Although ABM is account-centric and not focused on selling an individual lead, you need to identify the decision-makers within each target account. The more, the better.
You need contact information—name, title, email address, phone numbers, physical address and social accounts. Account profiling with up-to-date contact information on key decision-makers can help you identify pain points, focus on solution strategies, shorten the sales cycle and even find up-selling and cross-selling opportunities.
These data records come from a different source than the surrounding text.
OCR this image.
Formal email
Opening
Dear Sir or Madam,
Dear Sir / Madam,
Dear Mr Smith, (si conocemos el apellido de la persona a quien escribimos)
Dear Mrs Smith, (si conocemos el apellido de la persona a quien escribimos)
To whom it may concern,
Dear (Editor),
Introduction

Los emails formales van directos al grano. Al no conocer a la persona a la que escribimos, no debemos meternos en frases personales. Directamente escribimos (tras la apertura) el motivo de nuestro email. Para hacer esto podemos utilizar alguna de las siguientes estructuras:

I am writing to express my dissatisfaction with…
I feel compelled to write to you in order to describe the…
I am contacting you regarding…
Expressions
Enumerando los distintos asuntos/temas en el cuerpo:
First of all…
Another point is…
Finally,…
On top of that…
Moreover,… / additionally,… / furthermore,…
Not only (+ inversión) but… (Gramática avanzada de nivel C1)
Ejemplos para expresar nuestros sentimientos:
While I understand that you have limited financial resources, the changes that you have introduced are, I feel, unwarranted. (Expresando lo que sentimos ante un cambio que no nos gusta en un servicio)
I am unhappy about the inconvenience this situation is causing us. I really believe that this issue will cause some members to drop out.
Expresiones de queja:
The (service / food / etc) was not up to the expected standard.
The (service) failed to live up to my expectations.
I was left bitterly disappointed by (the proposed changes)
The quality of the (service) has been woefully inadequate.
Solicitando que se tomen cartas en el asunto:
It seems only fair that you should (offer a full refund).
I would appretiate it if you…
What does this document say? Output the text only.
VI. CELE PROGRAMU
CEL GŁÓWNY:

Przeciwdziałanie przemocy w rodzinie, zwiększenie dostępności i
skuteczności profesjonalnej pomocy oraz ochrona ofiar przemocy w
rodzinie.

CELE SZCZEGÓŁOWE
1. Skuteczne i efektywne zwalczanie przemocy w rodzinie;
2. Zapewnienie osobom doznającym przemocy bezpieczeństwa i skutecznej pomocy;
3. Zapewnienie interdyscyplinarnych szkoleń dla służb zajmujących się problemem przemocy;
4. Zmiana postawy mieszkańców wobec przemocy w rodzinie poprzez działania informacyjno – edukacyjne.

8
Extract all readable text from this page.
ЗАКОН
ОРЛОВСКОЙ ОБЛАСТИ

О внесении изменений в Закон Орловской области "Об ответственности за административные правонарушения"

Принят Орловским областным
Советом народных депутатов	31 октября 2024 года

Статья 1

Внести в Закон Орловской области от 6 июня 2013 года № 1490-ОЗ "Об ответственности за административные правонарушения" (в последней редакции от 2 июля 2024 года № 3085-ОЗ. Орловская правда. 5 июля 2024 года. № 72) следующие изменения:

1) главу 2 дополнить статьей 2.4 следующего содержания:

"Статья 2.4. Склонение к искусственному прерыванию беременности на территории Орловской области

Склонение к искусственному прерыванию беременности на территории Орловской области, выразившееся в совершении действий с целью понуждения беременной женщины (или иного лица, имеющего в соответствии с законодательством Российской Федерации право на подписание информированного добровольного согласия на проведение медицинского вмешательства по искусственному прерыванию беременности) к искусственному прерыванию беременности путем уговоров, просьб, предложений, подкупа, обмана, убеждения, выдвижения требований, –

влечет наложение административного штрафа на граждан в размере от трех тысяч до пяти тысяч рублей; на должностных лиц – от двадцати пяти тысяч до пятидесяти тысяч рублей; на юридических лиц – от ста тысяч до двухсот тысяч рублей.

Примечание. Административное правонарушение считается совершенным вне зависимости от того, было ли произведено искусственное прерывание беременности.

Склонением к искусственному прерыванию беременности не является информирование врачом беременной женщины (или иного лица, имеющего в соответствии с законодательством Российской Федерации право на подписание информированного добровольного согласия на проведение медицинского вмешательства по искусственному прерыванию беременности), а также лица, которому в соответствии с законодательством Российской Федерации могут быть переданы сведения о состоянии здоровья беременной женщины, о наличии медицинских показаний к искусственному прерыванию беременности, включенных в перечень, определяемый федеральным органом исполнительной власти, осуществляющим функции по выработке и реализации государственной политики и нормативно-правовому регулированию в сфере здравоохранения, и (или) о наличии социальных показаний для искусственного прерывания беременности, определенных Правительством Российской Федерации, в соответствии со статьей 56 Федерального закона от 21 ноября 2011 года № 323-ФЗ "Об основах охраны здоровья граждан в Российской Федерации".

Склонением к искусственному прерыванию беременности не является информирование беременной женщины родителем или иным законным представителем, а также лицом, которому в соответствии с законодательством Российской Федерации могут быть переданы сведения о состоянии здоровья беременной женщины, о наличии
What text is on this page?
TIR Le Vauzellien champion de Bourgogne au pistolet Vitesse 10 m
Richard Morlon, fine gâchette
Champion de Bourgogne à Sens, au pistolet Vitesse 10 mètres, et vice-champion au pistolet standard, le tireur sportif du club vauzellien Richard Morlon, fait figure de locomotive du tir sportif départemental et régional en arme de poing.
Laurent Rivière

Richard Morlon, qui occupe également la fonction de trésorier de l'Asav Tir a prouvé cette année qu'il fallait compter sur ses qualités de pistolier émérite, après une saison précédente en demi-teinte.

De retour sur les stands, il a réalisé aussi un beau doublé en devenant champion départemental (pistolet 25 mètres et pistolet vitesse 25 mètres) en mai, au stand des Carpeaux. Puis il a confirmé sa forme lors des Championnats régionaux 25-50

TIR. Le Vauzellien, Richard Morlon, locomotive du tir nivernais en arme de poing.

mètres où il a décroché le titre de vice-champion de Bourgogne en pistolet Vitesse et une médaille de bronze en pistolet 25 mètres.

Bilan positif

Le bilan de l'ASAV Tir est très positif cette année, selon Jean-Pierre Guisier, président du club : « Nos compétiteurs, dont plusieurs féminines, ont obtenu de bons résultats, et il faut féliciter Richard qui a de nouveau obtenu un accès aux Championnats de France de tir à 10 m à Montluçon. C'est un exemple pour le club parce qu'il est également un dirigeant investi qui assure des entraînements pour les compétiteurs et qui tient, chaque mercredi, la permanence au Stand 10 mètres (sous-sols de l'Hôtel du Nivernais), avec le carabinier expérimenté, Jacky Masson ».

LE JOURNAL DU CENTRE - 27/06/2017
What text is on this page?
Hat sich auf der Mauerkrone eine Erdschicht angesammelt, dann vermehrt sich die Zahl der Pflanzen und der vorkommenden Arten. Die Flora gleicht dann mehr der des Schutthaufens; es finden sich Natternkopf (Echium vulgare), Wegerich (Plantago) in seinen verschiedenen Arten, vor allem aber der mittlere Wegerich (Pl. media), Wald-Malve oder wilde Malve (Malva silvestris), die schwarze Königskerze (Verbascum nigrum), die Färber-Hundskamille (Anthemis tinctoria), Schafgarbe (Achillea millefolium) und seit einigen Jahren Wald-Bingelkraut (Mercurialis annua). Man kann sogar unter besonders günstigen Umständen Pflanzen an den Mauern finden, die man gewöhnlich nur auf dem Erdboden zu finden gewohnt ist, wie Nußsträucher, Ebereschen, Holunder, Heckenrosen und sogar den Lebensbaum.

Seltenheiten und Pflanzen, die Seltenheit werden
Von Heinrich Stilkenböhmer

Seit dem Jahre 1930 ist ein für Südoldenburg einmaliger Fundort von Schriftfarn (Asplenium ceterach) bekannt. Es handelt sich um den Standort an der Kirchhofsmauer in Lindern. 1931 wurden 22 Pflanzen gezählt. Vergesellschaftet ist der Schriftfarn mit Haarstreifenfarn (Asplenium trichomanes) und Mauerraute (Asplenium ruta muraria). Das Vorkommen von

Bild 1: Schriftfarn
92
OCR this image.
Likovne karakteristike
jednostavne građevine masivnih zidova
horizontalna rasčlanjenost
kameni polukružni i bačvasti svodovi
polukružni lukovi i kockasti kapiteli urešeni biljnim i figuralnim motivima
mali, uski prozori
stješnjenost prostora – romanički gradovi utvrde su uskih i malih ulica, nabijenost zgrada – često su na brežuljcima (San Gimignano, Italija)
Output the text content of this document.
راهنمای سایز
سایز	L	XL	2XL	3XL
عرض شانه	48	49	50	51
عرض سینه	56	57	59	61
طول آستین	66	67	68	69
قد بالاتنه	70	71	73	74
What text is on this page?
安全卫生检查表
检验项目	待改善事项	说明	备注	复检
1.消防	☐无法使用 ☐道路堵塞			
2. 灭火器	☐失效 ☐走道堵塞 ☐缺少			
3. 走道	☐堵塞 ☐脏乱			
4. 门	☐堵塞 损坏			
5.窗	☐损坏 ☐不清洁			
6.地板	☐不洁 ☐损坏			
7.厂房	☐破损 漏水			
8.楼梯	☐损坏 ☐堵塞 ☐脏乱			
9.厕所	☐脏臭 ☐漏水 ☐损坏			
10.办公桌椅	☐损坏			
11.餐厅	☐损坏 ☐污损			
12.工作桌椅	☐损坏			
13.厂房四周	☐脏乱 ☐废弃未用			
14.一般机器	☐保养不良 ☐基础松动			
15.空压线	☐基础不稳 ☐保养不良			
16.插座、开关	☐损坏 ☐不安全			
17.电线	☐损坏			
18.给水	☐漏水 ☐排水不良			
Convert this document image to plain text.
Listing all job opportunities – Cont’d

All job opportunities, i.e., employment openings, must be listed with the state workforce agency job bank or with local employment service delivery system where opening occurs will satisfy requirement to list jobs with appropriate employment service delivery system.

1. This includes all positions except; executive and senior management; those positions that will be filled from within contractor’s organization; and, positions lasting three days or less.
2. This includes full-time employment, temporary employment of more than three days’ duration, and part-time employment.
While you’re building your contact data on as many decision-makers as possible, your team or outsourced service should also be tracking intent and engagement data. Intent data provides the signals or alerts that a target account is ready to buy. Engagement data tracks your current and previous connections with that account.
Let’s say a target account comes up on your cell phone number list radar. Buying intent is high as signaled by a recent expansion of the sales force. If you also know that your sales reps already have some level of engagement, you can assign the account Tier 1 priority and justify assigning more resources to it.
Maintain Current Contact Data
At this point, you’re in rinse and repeat mode. Maintaining data readiness is a never-ending process. To manage the quality, accuracy and completeness of your data, you need a CRM system you can rely on.
As you scale, you’ll require more and more third-party data. To ensure you’re always buying the freshest data, look for providers that allow you to buy records and intent data in near real-time.
And if you’re wondering whether or not all the attention on your data is really worth it, consider this: Just a 10% improvement in your account scoring could raise your sales productivity by as much as 40%.
As you scale your ABM, it pays to keep your data in top condition.